Voy a ser atrevido con vosotros. Mi atrevimiento viene de esta convicción: solamente podemos entendernos plenamente en lo que somos, tanto en nuestra interioridad como en la exterioridad, si nos reconocemos abiertos a la transcendencia; porque, sin una referencia clara a Dios, ¿puede un ser humano responder a esos interrogantes que vosotros mismos, en la soledad de muchos momentos en los módulos, os hacéis? ¿Es posible solamente con nuestras fuerzas comunicar en nuestro mundo, en el día a día, los valores indispensables para garantizar una convivencia digna del ser humano? Hoy corremos el riesgo de reducirnos a una ideología, vivir en la indiferencia, vivir en el descarte, someter al ser humano a esclavizaciones diversas, a ofensas de su dignidad, a la intolerancia, al todo vale.

¡Con qué ganas esperáis el día de vuestra libertad! ¡Cuántas horas tenéis para descubrir cómo habéis maltratado el tiempo y vuestra vida! A menudo, todos, no solamente vosotros, utilizamos el tiempo para dañar, nos olvidamos que lo es para curar y para construir. En este tiempo en que los que tienen libertad buscan unos días de descanso, quiero acercarme para ayudaros a vivir en la esperanza los anhelos de libertad que tenéis en vuestro corazón y que llegará; os invito a que os preparéis ya para vivirla:

1. Estad alegres porque los privados de libertad tenéis un privilegio en el corazón de Dios: «¿Cuándo te vimos Señor? Estuve en la cárcel y me visitasteis», Sois Cristo, ¡qué dignidad! Nos lo dice Él. Pensad en la gran familia que tenéis, es la Iglesia, ella no se desentiende de nadie. Tanto a los que estáis bautizados y tenéis la vida de Cristo como a los que no, la Iglesia como Él os quiere, tiene interés por vuestra libertad. Ya veis: la Iglesia no os pregunta por qué estáis ahí, os quiere sin más. En el corazón de Dios hay un sitio preferencial para vosotros. El verdadero amor permite servir al otro no por necesidad o vanidad, sino porque es bello, más allá de la apariencia o de lo que hizo; por ello nos tenemos que acompañar en el camino de liberación.

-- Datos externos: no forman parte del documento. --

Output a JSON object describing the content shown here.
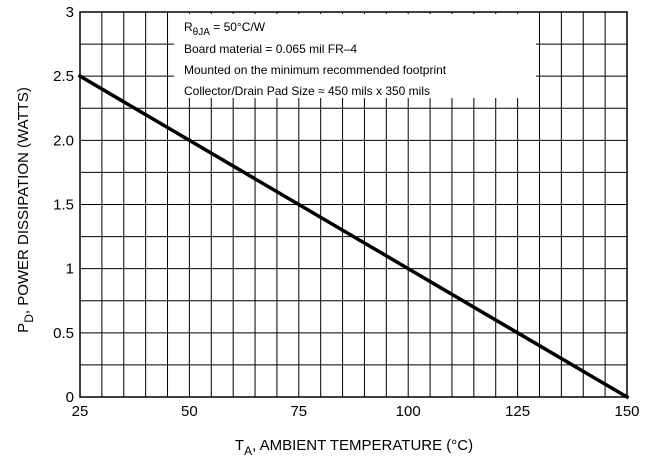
{
  "chart_data": {
    "type": "line",
    "xlim": [
      25,
      150
    ],
    "ylim": [
      0,
      3
    ],
    "x_ticks": [
      25,
      50,
      75,
      100,
      125,
      150
    ],
    "x_tick_labels": [
      "25",
      "50",
      "75",
      "100",
      "125",
      "150"
    ],
    "y_ticks": [
      0,
      0.5,
      1,
      1.5,
      2,
      2.5,
      3
    ],
    "y_tick_labels": [
      "0",
      "0.5",
      "1",
      "1.5",
      "2.0",
      "2.5",
      "3"
    ],
    "x_minor_step": 5,
    "y_minor_step": 0.25,
    "grid": true,
    "xlabel": {
      "main": "T",
      "sub": "A",
      "rest": ", AMBIENT TEMPERATURE (°C)"
    },
    "ylabel": {
      "main": "P",
      "sub": "D",
      "rest": ", POWER DISSIPATION (WATTS)"
    },
    "series": [
      {
        "x": [
          25,
          150
        ],
        "y": [
          2.5,
          0
        ],
        "color": "#000000"
      }
    ],
    "annotation": {
      "line1": {
        "main": "R",
        "sub": "θJA",
        "rest": " = 50°C/W"
      },
      "line2": "Board material = 0.065 mil FR–4",
      "line3": "Mounted on the minimum recommended footprint",
      "line4": "Collector/Drain Pad Size ≈ 450 mils x 350 mils"
    }
  }
}
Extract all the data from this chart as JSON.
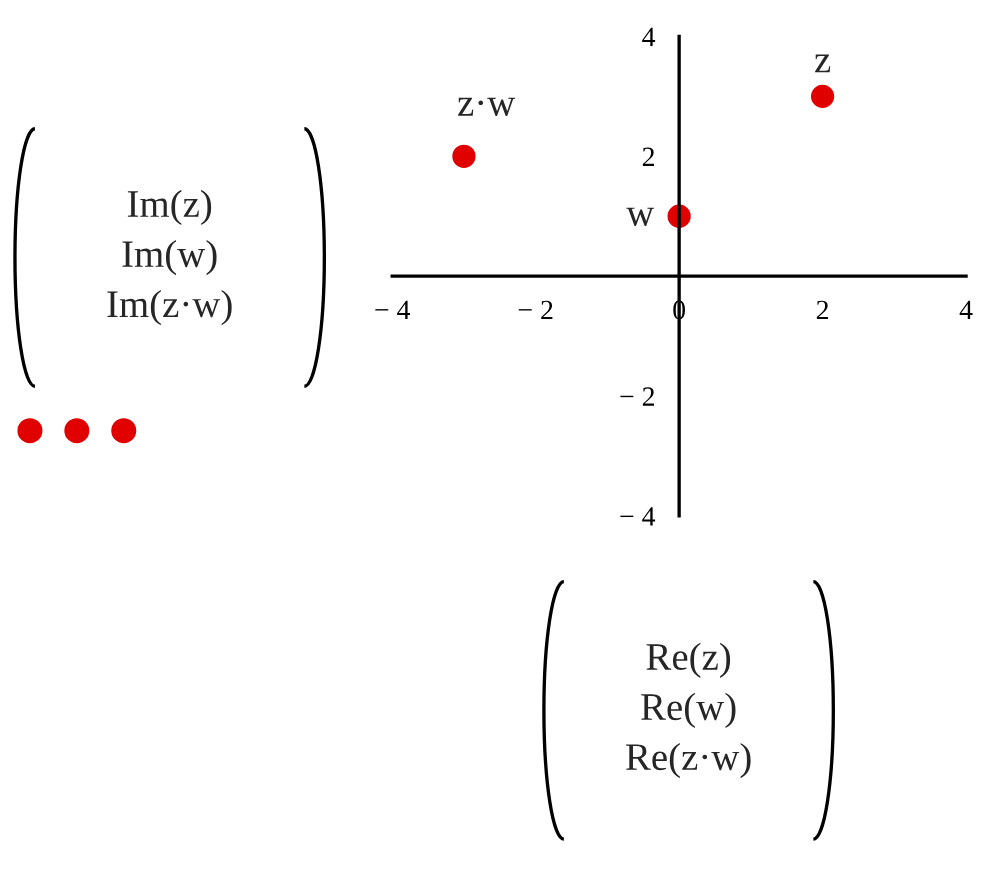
{
  "chart_data": {
    "type": "scatter",
    "x": [
      2,
      0,
      -3
    ],
    "series": [
      {
        "color": "#e00000",
        "values": [
          3,
          1,
          2
        ]
      }
    ],
    "xlabel": "Re(z)\nRe(w)\nRe(z·w)",
    "ylabel": "Im(z)\nIm(w)\nIm(z·w)",
    "annotations": [
      {
        "text": "z",
        "x": 2,
        "y": 3
      },
      {
        "text": "w",
        "x": 0,
        "y": 1
      },
      {
        "text": "z·w",
        "x": -3,
        "y": 2
      }
    ],
    "xlim": [
      -4,
      4
    ],
    "ylim": [
      -4,
      4
    ],
    "xticks": [
      -4,
      -2,
      0,
      2,
      4
    ],
    "yticks": [
      -4,
      -2,
      {
        "value": 0,
        "label": null
      },
      2,
      4
    ],
    "marker": "circle",
    "grid": false,
    "legend": false
  }
}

2. Viviendo conscientes de la vida nueva, de la libertad que se nos regala en Jesucristo: Vuestro lugar es el mismo, el módulo, encerrados, sin libertad. Pero cuando nos hacemos conscientes de la vida que se nos ha dado en Cristo, somos distintos, tenemos esperanza, asumimos el compromiso de nunca más dañar o destruir, porque deseamos dar de lo que Él nos ha dado: su vida, que engendra libertad y regala su amor y su amistad.

3. En las circunstancias que vivimos podemos seguir regalando lo que hemos recibido, su amor: Hay que dar de lo que Él nos da. Por eso el Señor insiste: ¡Poneos en camino! Nos cuesta, nos cansamos. ¿No será porque llevamos un tesoro en el corazón lleno de rencor y odio? Llenemos nuestro corazón del amor de Dios, es lo que libera nuestra vida y la de los demás. Bien nos lo dice el Señor cuando nos invita a ponernos en camino, pues, al mismo tiempo, nos dice que vayamos sin alforjas, sin sandalias, solamente con su gracia y su amor.

4. También en la cárcel podéis ser samaritanos los unos de los otros: Ya sabéis el relato de la parábola. Un samaritano encontró a uno que estaba tirado en el suelo medio muerto. Y así como otros habían pasado de largo, él no pasó. Bajó de su cabalgadura, de sus alturas y privilegios, se acercó, se agachó, lo miró y sacó el aceite para curar sus heridas y después lo vendó. Pero no quedó ahí, lo tomó en sus manos y lo puso en su cabalgadura, llevándolo a una casa, pagando para que lo cuidasen hasta que estuviese bien; él volvería a verlo, no se desentendía de él. Así hemos de ser nosotros. Para hacer de la cárcel un lugar de vida, que engendre esperanza, que cure todas las heridas que podáis tener –físicas y en el corazón–, os invito a que, mientras otros pasan las vacaciones de otras maneras, vosotros lo hagáis con este viaje que transforma el corazón y las relaciones. ¡Ánimo! Sed samaritanos para ser libres y regalar libertad.